Je voudrais ce matin m’arrêter sur quelque chose de bizarre, de paradoxal à propos de cette Loi. Au cœur de la loi divine, il y a un commandement qui oblige d’aimer, d’aimer du fond du cœur. Aimer un Dieu qu’on ne voit pas, de tout son cœur, de toute sa force et de toute son intelligence. Aimer aussi un prochain qu’on n’a pas choisi, avec lequel on n’a peut-être pas envie d’aller en vacances, mais qu’il faut l’aimer comme soi-même.

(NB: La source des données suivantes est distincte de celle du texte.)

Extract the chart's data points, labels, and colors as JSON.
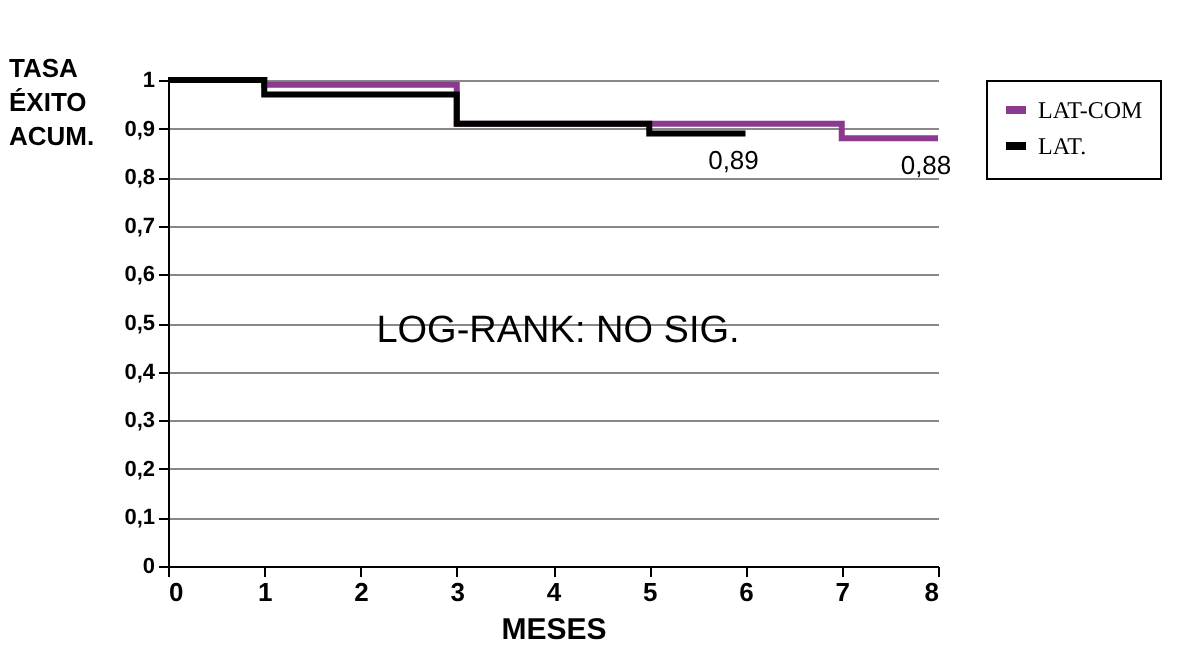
{
  "chart_data": {
    "type": "step",
    "ylabel": "TASA ÉXITO ACUM.",
    "xlabel": "MESES",
    "annotations": [
      "LOG-RANK: NO SIG.",
      {
        "text": "0,89",
        "x": 6,
        "y": 0.89
      },
      {
        "text": "0,88",
        "x": 8,
        "y": 0.88
      }
    ],
    "series": [
      {
        "name": "LAT-COM",
        "color": "#8b3a8f",
        "x": [
          0,
          1,
          3,
          7,
          8
        ],
        "values": [
          1,
          0.99,
          0.91,
          0.88,
          0.88
        ]
      },
      {
        "name": "LAT.",
        "color": "#000000",
        "x": [
          0,
          1,
          3,
          5,
          6
        ],
        "values": [
          1,
          0.97,
          0.91,
          0.89,
          0.89
        ]
      }
    ],
    "xlim": [
      0,
      8
    ],
    "xticks": [
      0,
      1,
      2,
      3,
      4,
      5,
      6,
      7,
      8
    ],
    "ylim": [
      0,
      1
    ],
    "yticks": [
      0,
      {
        "value": 0.1,
        "label": "0,1"
      },
      {
        "value": 0.2,
        "label": "0,2"
      },
      {
        "value": 0.3,
        "label": "0,3"
      },
      {
        "value": 0.4,
        "label": "0,4"
      },
      {
        "value": 0.5,
        "label": "0,5"
      },
      {
        "value": 0.6,
        "label": "0,6"
      },
      {
        "value": 0.7,
        "label": "0,7"
      },
      {
        "value": 0.8,
        "label": "0,8"
      },
      {
        "value": 0.9,
        "label": "0,9"
      },
      1
    ],
    "grid": "y",
    "legend": "right",
    "line_style": "solid",
    "marker": "none"
  }
}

Comment le cœur de l’homme peut-il être l’objet d’une telle contrainte ? Nous n’aimons pas obéir et nous aimons encore moins, nous les enfants de mai 68, qu’on nous oblige à quelques sentiments. Dieu a-t-il le droit de s’immiscer aussi profondément en nous ? Et, in fine, nous pouvons nous demander si un amour qui est l’objet d’une commande peut jamais être sincère et authentique…
Vous savez combien j’aime mettre en évidence les paradoxes de l’Écriture. Celui que je viens d’évoquer est difficile à résoudre. Nous n’allons pas l’aborder de front, mais simplement réfléchir aux conséquences de ce lien que fait Jésus entre la Loi et l’amour.

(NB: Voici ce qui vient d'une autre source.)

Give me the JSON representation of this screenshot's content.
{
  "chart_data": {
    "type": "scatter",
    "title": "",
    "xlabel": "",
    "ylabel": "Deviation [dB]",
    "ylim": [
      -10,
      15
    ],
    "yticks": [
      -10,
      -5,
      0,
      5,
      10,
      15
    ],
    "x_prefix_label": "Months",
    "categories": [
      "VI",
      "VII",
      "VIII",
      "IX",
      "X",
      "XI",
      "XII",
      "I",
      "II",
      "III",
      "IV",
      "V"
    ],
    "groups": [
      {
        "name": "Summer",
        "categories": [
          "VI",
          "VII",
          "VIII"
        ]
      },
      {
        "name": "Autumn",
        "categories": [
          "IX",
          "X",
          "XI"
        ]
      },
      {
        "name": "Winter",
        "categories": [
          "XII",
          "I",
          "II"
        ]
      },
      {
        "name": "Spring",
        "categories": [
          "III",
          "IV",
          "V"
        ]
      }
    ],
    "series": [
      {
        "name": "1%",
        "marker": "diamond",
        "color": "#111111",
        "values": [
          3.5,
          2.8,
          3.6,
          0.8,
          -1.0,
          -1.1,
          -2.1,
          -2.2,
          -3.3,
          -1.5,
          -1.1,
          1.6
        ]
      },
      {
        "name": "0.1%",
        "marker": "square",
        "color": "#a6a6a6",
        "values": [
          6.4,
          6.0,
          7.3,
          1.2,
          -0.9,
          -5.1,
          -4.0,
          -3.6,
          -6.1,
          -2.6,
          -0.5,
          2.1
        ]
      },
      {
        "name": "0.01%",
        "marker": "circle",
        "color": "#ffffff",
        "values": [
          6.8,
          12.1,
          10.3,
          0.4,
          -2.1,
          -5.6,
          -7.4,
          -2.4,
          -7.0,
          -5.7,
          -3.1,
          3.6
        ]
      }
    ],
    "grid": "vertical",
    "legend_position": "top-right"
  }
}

Tout d’abord, il faut reconnaître que ce n’est pas n’importe quel genre d’amour qui est visé ici. Ce n’est certainement pas l’amour spontané, celui qui nous dirige sans faire d’effort vers tout ce qui brille… La Loi ne veut pas d’un amour capricieux ! D’un amour qui veut, puis qui ne veut plus quelques instants après. Elle veut un amour qui devra être une orientation pour toute notre existence, un style de comportement, une manière d’être. Un amour que nous aurons voulu inscrire en nous ; un amour qui ne se sera pas laissé leurrer par ce qui éblouit. Ce sera un amour qui en fait ressemble à celui que Dieu nous porte, car Dieu nous aime alors que nos vies sont quelquefois si ternes, si médiocres.
Ensuite, si cet amour qui nous est commandé doit ressembler à l’amour que Dieu a pour nous, alors la foi va nous aider à le vivre et à le mettre en pratique. La foi en effet nous relie à Dieu ; elle nous y relie directement ; elle nous le fait connaître. Et il est plus facile d’aimer un Dieu que l’on connaît, dont on voit l’action bienfaisante dans l’histoire, plutôt qu’un Dieu qu’on ne connaît pas.

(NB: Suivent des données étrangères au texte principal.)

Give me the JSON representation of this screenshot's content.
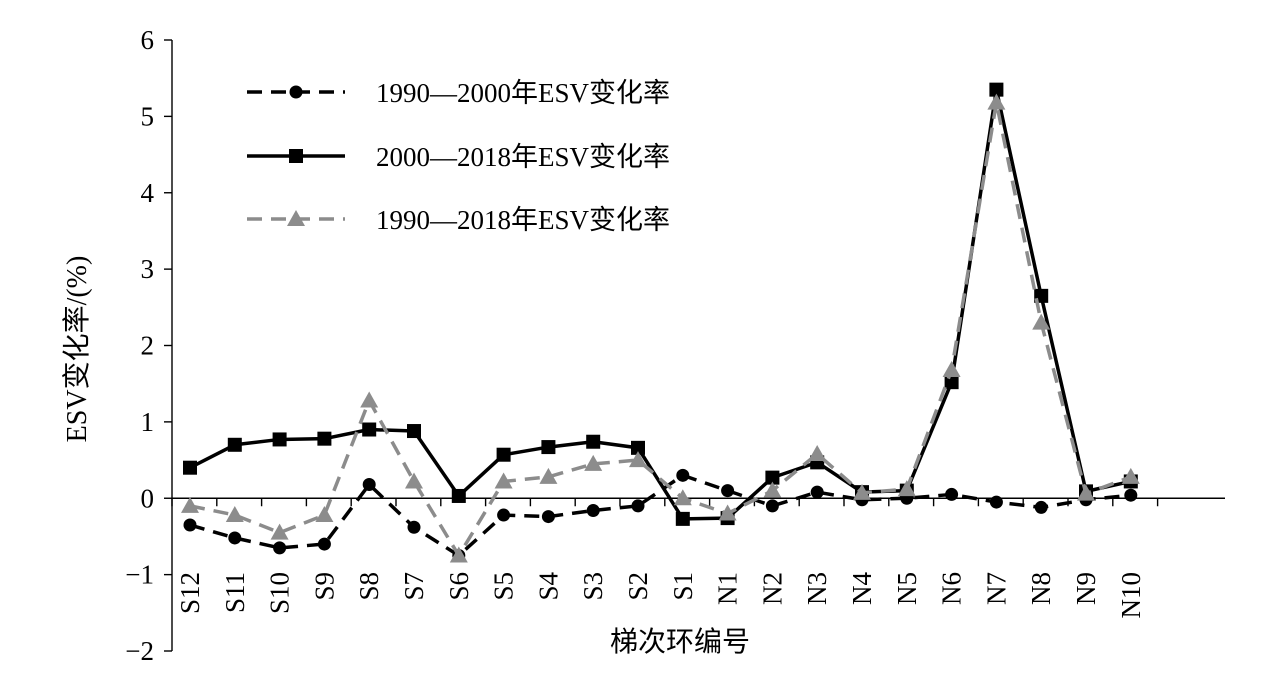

La foi nous aidera également à voir dans le prochain un frère pour lequel le Christ est mort. Même pécheur, celui-ci garde toute sa dignité. Car le Christ est mort pour nous alors que nous étions encore pécheurs, dit saint Paul. Et l’Apôtre d’y voir là la preuve irréfutable que Dieu nous aime.
Cela veut dire que l’amour du prochain sera un amour de compassion et d’empathie, un amour qui accueille et qui discerne la pauvreté de l’autre ; un amour qui peut saisir l’intériorité de l’autre, qui s’en émeut et qui la respecte.
Cet amour se laissera guider par cette règle d’or que nous trouvons dans l’Évangile selon saint Matthieu et que Jésus exprime ainsi : tout ce que vous voudriez que les autres fassent pour vous, faites-le de même, vous aussi, pour eux. Cette règle, frères et sœurs, est parfaitement juste, rationnelle et, dit le catéchisme, toujours valable. Nous pouvons l’appliquer en toute circonstance. Ainsi, la dernière caractéristique de l’amour, celui qui nous est demandé, sera d’être un amour réfléchi.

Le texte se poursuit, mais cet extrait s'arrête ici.